Герцог Бриджуотерский поставил перед Бриндлеем задачу: построить канал без шлюзов, на одном горизонте. Если бы герцог был техником, он не поставил бы такого трудно выполнимого плана. Но Бриндлея нельзя было запугать трудной проблемой. Обследовав место работ и наметив трассу будущего восьмикилометрового канала, он взялся за его выполнение. И не только взялся, но, ко всеобщему изумлению, и выполнил его.
Работа представляла исключительные трудности.
Приходилось прорезать холмы, пробивать туннели в скале, пересекать речные долины. Воды встречных рек не должны смешиваться с водою в канале.
Для этого потребовалось устройство насыпей, дамб и подземных трубопроводов, пропущенных под каналом. Но река Ируэль. через которую проходила трасса канала, не допускала такого фамильярного обращения. Бриндлей нашел совершенно новое и чрезвычайно смелое разрешение вопроса: провести канал над рекой! Вместо рыб и водорослей внизу под идущими по каналу судам в этом месте будут видны такие же суда и баржи. Бриндлей соорудил над рекой мост на трех каменных арках, а на мосту провел самый канал. Топкие и болотистые места засыпались землей. Канал шел между двумя длинными насыпями.

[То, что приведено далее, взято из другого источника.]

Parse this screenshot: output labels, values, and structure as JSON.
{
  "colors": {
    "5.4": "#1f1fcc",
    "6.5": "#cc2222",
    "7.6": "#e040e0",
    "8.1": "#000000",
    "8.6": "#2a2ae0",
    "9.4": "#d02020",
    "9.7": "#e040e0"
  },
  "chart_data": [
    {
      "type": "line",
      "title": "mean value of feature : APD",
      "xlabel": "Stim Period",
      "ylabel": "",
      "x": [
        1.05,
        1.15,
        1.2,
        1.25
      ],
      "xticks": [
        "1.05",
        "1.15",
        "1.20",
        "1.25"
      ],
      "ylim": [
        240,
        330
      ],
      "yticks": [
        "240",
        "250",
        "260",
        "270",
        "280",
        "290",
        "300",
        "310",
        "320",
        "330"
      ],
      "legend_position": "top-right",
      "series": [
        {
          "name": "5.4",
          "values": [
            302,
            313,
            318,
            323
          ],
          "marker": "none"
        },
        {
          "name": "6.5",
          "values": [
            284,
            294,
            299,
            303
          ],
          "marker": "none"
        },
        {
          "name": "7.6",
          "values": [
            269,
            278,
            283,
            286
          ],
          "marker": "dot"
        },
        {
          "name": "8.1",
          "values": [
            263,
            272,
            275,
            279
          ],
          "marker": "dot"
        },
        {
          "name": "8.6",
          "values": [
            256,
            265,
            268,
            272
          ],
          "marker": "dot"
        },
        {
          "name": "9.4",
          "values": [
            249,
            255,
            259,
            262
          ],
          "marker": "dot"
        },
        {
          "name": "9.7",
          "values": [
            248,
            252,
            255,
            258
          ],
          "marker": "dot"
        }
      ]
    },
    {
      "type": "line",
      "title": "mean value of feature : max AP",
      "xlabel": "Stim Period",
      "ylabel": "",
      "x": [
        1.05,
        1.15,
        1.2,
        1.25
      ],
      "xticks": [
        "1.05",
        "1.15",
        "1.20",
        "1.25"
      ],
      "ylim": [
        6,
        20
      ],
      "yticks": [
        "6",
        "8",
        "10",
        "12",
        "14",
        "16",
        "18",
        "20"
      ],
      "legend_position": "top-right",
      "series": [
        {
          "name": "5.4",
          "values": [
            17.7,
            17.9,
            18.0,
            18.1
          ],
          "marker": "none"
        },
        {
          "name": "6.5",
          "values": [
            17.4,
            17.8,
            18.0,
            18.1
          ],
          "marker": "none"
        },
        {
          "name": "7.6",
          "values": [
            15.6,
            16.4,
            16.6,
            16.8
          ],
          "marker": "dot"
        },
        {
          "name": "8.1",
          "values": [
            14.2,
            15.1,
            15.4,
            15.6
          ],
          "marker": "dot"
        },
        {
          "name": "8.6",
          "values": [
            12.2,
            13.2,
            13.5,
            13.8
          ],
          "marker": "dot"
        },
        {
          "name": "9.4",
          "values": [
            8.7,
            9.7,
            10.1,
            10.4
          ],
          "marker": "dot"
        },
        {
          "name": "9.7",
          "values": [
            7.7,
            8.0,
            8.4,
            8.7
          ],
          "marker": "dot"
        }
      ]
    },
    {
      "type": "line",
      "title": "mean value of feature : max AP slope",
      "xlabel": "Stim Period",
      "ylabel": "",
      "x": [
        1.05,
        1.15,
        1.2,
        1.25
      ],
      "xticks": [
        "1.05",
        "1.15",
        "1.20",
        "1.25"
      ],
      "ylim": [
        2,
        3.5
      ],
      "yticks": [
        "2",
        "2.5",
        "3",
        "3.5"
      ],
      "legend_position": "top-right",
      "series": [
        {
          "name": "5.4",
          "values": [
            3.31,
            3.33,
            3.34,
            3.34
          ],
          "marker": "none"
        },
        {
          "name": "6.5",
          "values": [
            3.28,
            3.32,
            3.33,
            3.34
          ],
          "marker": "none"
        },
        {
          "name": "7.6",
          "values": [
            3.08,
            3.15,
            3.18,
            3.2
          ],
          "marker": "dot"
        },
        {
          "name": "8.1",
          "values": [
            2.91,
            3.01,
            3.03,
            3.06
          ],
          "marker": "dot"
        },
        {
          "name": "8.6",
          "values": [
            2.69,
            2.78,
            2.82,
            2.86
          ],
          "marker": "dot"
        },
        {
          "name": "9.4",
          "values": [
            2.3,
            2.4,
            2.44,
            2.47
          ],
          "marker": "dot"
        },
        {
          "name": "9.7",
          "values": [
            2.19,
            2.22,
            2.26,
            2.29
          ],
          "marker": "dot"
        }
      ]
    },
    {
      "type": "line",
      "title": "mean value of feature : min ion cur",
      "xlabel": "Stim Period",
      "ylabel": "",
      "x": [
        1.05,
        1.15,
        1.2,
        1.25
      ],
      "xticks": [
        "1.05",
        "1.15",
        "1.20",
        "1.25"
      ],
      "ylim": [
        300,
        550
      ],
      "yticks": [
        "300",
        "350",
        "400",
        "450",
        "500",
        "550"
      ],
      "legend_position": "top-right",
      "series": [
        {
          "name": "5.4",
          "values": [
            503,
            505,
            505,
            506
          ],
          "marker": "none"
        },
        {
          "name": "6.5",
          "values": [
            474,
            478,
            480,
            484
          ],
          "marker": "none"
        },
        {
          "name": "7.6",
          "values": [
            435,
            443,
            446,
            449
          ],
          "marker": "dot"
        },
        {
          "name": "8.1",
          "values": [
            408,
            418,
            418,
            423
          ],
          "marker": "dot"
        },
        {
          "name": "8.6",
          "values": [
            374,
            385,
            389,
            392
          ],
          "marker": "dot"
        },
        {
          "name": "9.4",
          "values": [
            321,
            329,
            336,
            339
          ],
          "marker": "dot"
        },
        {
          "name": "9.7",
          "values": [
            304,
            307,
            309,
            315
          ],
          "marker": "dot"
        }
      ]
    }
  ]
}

Летом 1761 года по законченному каналу прошел караван угольных барж — его легко тащила всего одна лошадь. Успех предприятия был несомненен, так как цена угля в Манчестере снизилась втрое.
Это замечательное сооружение носит название Бриджуотерского канала, но имя Бриндлея, его строителя, известно лишь немногим специалистам.
Удачный исход работ, признанных невозможными, окрылил сановного предпринимателя на новое дело. На этот раз речь шла о продолжении построенного канала до Ливерпуля и об устройстве водного сообщения между Манчестером и Ливерпулем, двумя крупнейшими промышленными центрами Англии. Новый канал, имевший в длину сорок девять километров, по своим трудностям не уступал только-что законченному. Непредвиденные расходы поглотили почти все состояние герцога. Его управляющим приходилось об'езжать фермы и по мелочам забирать авансовые взносы от арендаторов. Герцогские векселя одно время не стоили почти ничего. Только заложив в банке свой первый канал, герцог мог достать деньги для окончания новых работ. Здесь уже нельзя было обойтись без шлюзов, но Бриндлей отлично справился и с этой задачей.